Monday, December 22, 2008

Splitting hairs...and the check

According to a press release from Simon & Schuster, two Money magazine columnists wrote a book about the fine art of splitting the check, and have compiled their top five check-splitting horror stories of 2008.

Everyone loves year-end lists, and many Southeast Texans will probably have to endure some sort of divide-the-ticket-among-crazy-family-members fiasco over the next couple weeks, I thought I'd post their tales.

Enjoy. And feel free to submit your own horror story in the Comments section. Make it your Christmas present to me. I promise not to return it.

TOP 5 CHECK SPLITTING HORROR STORIES OF 2008
by Jeanne Fleming and Leonard Schwarz

1. Surprise! Now pay - A friend invited us to his home for a surprise 40th birthday party for his wife. A week before the event, he called to say he’d had to move the party to a restaurant because it had gotten too big for their house. It was a great bash—except that, as soon as we’d all sung “Happy Birthday” and the birthday girl finished opening her gifts, the waiters delivered checks to each guest for a portion of the bill.

2. 70/30 is halvsies, right? - When my college roommate and her family came to town, she proposed our families get together. Our daughter was away at camp, but my husband and I arranged to meet Jennifer, her husband and their two teenage sons for dinner at a destination restaurant they wanted to try. When the check arrived, her husband said “Why don’t we just split this down the middle? That seems easiest.”

3. Thanks for the donation...and lunch - After a year of discussions, I agreed to contribute a considerable amount of money to my alma mater to endow a chair for the History department. When I met with the head of the development office to sign the final papers, he proposed we go out for a celebratory lunch. At his suggestion, we went to an upscale place; then, when the bill arrived, he said: “Too bad we’re a non-profit institution. Otherwise, I’d fight you for that check.”

4. Mine's free, yours isn't - Recently, a friend suggested we try a new cafe that’s a lot pricier than the sandwich shops where we usually meet for lunch. So we went and had a nice, though expensive, meal. But then, instead of splitting the check as we always do, (he) pulled out a buy-one-meal-get-one-free coupon he’d found in a newspaper and said “This pays for my lunch. Let me know what I owe you for the tip.”

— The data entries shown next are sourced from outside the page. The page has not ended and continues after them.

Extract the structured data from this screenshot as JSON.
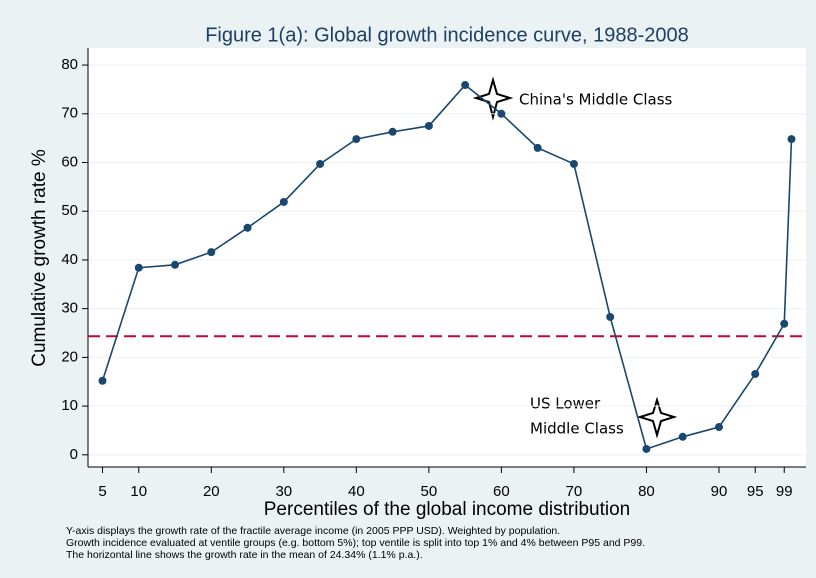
{
  "chart_data": {
    "type": "line",
    "title": "Figure 1(a): Global growth incidence curve, 1988-2008",
    "x_label": "Percentiles of the global income distribution",
    "y_label": "Cumulative growth rate %",
    "x": [
      5,
      10,
      15,
      20,
      25,
      30,
      35,
      40,
      45,
      50,
      55,
      60,
      65,
      70,
      75,
      80,
      85,
      90,
      95,
      99,
      100
    ],
    "series": [
      {
        "color": "#1a476f",
        "values": [
          15.2,
          38.4,
          39,
          41.6,
          46.6,
          51.9,
          59.7,
          64.8,
          66.3,
          67.5,
          75.9,
          70,
          63,
          59.7,
          28.3,
          1.2,
          3.7,
          5.7,
          16.6,
          26.9,
          64.8
        ]
      }
    ],
    "hline": {
      "value": 24.34,
      "color": "#c10534"
    },
    "xlim": [
      3,
      102
    ],
    "ylim": [
      -2.5,
      83.5
    ],
    "xticks": [
      5,
      10,
      20,
      30,
      40,
      50,
      60,
      70,
      80,
      90,
      95,
      99
    ],
    "yticks": [
      0,
      10,
      20,
      30,
      40,
      50,
      60,
      70,
      80
    ],
    "grid": true,
    "annotations": [
      "China's Middle Class",
      "US Lower",
      "Middle Class"
    ],
    "notes": [
      "Y-axis displays the growth rate of the fractile average income (in 2005 PPP USD). Weighted by population.",
      "Growth incidence evaluated at ventile groups (e.g. bottom 5%); top ventile is split into top 1% and 4% between P95 and P99.",
      "The horizontal line shows the growth rate in the mean of 24.34% (1.1% p.a.)."
    ]
  }
}
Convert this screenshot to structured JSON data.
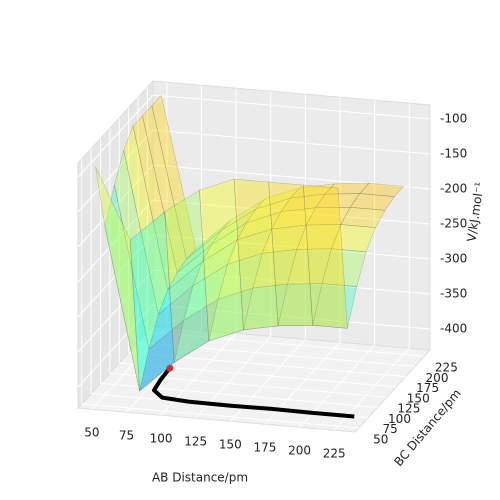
{
  "chart_data": {
    "type": "surface3d",
    "xlabel": "AB Distance/pm",
    "ylabel": "BC Distance/pm",
    "zlabel": "V/kJ.mol⁻¹",
    "xlim": [
      40,
      240
    ],
    "ylim": [
      40,
      240
    ],
    "zlim": [
      -430,
      -80
    ],
    "xticks": [
      50,
      75,
      100,
      125,
      150,
      175,
      200,
      225
    ],
    "yticks": [
      50,
      75,
      100,
      125,
      150,
      175,
      200,
      225
    ],
    "zticks": [
      -100,
      -150,
      -200,
      -250,
      -300,
      -350,
      -400
    ],
    "colormap": "jet",
    "x": [
      50,
      75,
      100,
      125,
      150,
      175,
      200,
      225
    ],
    "y": [
      50,
      75,
      100,
      125,
      150,
      175,
      200,
      225
    ],
    "z": [
      [
        -90,
        -190,
        -145,
        -110,
        -90,
        -90,
        -90,
        -90
      ],
      [
        -190,
        -420,
        -375,
        -340,
        -320,
        -310,
        -305,
        -305
      ],
      [
        -145,
        -375,
        -330,
        -295,
        -275,
        -265,
        -260,
        -260
      ],
      [
        -110,
        -340,
        -295,
        -260,
        -240,
        -230,
        -225,
        -225
      ],
      [
        -90,
        -320,
        -275,
        -240,
        -220,
        -210,
        -205,
        -205
      ],
      [
        -90,
        -310,
        -265,
        -230,
        -210,
        -200,
        -195,
        -195
      ],
      [
        -90,
        -305,
        -260,
        -225,
        -205,
        -195,
        -190,
        -190
      ],
      [
        -90,
        -305,
        -260,
        -225,
        -205,
        -195,
        -190,
        -190
      ]
    ],
    "trajectory": {
      "color": "#000000",
      "start_color": "#ff2020",
      "x": [
        77,
        78,
        80,
        90,
        110,
        140,
        170,
        200,
        230
      ],
      "y": [
        148,
        120,
        95,
        80,
        76,
        75,
        76,
        75,
        75
      ]
    }
  }
}
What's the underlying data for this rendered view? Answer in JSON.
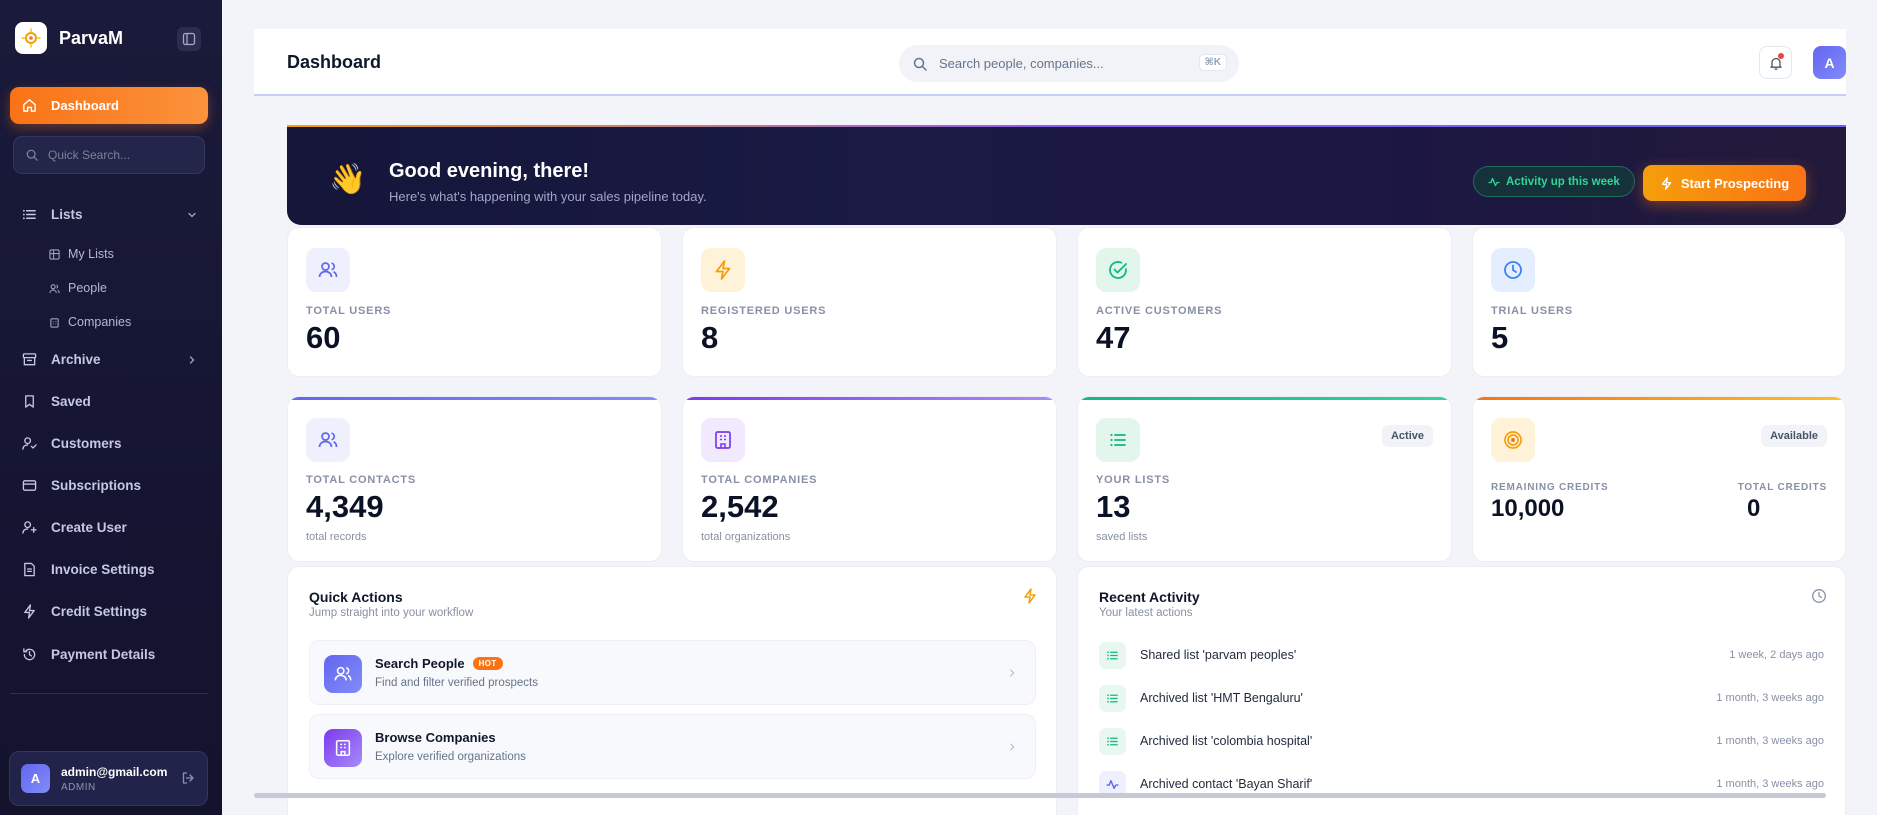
{
  "brand": {
    "name": "ParvaM"
  },
  "sidebar": {
    "active_item": "Dashboard",
    "quick_search_placeholder": "Quick Search...",
    "lists_label": "Lists",
    "sub_items": [
      "My Lists",
      "People",
      "Companies"
    ],
    "items": [
      "Archive",
      "Saved",
      "Customers",
      "Subscriptions",
      "Create User",
      "Invoice Settings",
      "Credit Settings",
      "Payment Details"
    ],
    "user": {
      "initial": "A",
      "email": "admin@gmail.com",
      "role": "ADMIN"
    }
  },
  "header": {
    "title": "Dashboard",
    "search_placeholder": "Search people, companies...",
    "shortcut": "⌘K",
    "avatar_initial": "A"
  },
  "banner": {
    "emoji": "👋",
    "greeting": "Good evening, there!",
    "subtitle": "Here's what's happening with your sales pipeline today.",
    "activity_pill": "Activity up this week",
    "cta": "Start Prospecting"
  },
  "stats_row1": [
    {
      "label": "TOTAL USERS",
      "value": "60",
      "icon": "users-icon",
      "color": "#6366f1"
    },
    {
      "label": "REGISTERED USERS",
      "value": "8",
      "icon": "zap-icon",
      "color": "#f59e0b"
    },
    {
      "label": "ACTIVE CUSTOMERS",
      "value": "47",
      "icon": "check-circle-icon",
      "color": "#10b981"
    },
    {
      "label": "TRIAL USERS",
      "value": "5",
      "icon": "clock-icon",
      "color": "#3b82f6"
    }
  ],
  "stats_row2": [
    {
      "label": "TOTAL CONTACTS",
      "value": "4,349",
      "sub": "total records"
    },
    {
      "label": "TOTAL COMPANIES",
      "value": "2,542",
      "sub": "total organizations"
    },
    {
      "label": "YOUR LISTS",
      "value": "13",
      "sub": "saved lists",
      "chip": "Active"
    },
    {
      "chip": "Available",
      "remaining_label": "REMAINING CREDITS",
      "remaining_value": "10,000",
      "total_label": "TOTAL CREDITS",
      "total_value": "0"
    }
  ],
  "quick_actions": {
    "title": "Quick Actions",
    "subtitle": "Jump straight into your workflow",
    "items": [
      {
        "title": "Search People",
        "badge": "HOT",
        "sub": "Find and filter verified prospects"
      },
      {
        "title": "Browse Companies",
        "sub": "Explore verified organizations"
      }
    ]
  },
  "recent_activity": {
    "title": "Recent Activity",
    "subtitle": "Your latest actions",
    "items": [
      {
        "text": "Shared list 'parvam peoples'",
        "time": "1 week, 2 days ago"
      },
      {
        "text": "Archived list 'HMT Bengaluru'",
        "time": "1 month, 3 weeks ago"
      },
      {
        "text": "Archived list 'colombia hospital'",
        "time": "1 month, 3 weeks ago"
      },
      {
        "text": "Archived contact 'Bayan Sharif'",
        "time": "1 month, 3 weeks ago"
      }
    ]
  },
  "colors": {
    "accent": "#f97316",
    "sidebar_bg": "#1a1a3a",
    "primary": "#6366f1"
  }
}
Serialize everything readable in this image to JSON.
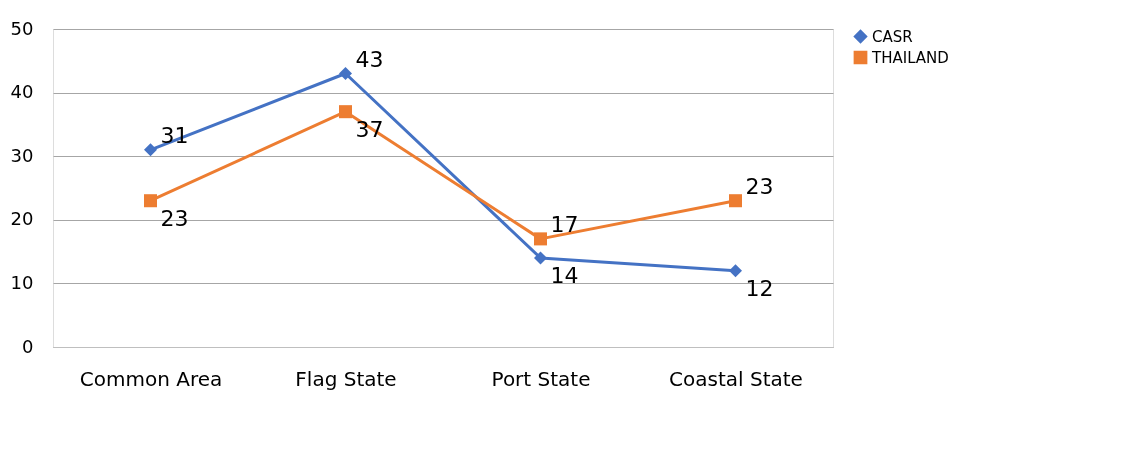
{
  "chart_data": {
    "type": "line",
    "categories": [
      "Common Area",
      "Flag State",
      "Port State",
      "Coastal State"
    ],
    "series": [
      {
        "name": "CASR",
        "color": "#4472c4",
        "marker": "diamond",
        "values": [
          31,
          43,
          14,
          12
        ]
      },
      {
        "name": "THAILAND",
        "color": "#ed7d31",
        "marker": "square",
        "values": [
          23,
          37,
          17,
          23
        ]
      }
    ],
    "ylim": [
      0,
      50
    ],
    "yticks": [
      0,
      10,
      20,
      30,
      40,
      50
    ],
    "grid": "y",
    "legend": "right",
    "data_labels": true,
    "line_style": "solid"
  }
}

5. Welcome! Hope you remembered your checkbook! - My husband’s well-heeled aunt and uncle, whom we rarely see except at big family events, invited us to dinner at their home. We accepted and, of course, took along a nice bottle of wine. At the end of the evening, our hosts thanked us warmly for coming, then told us we owed them thirty bucks to cover the cost of our food. And, no, they weren’t kidding.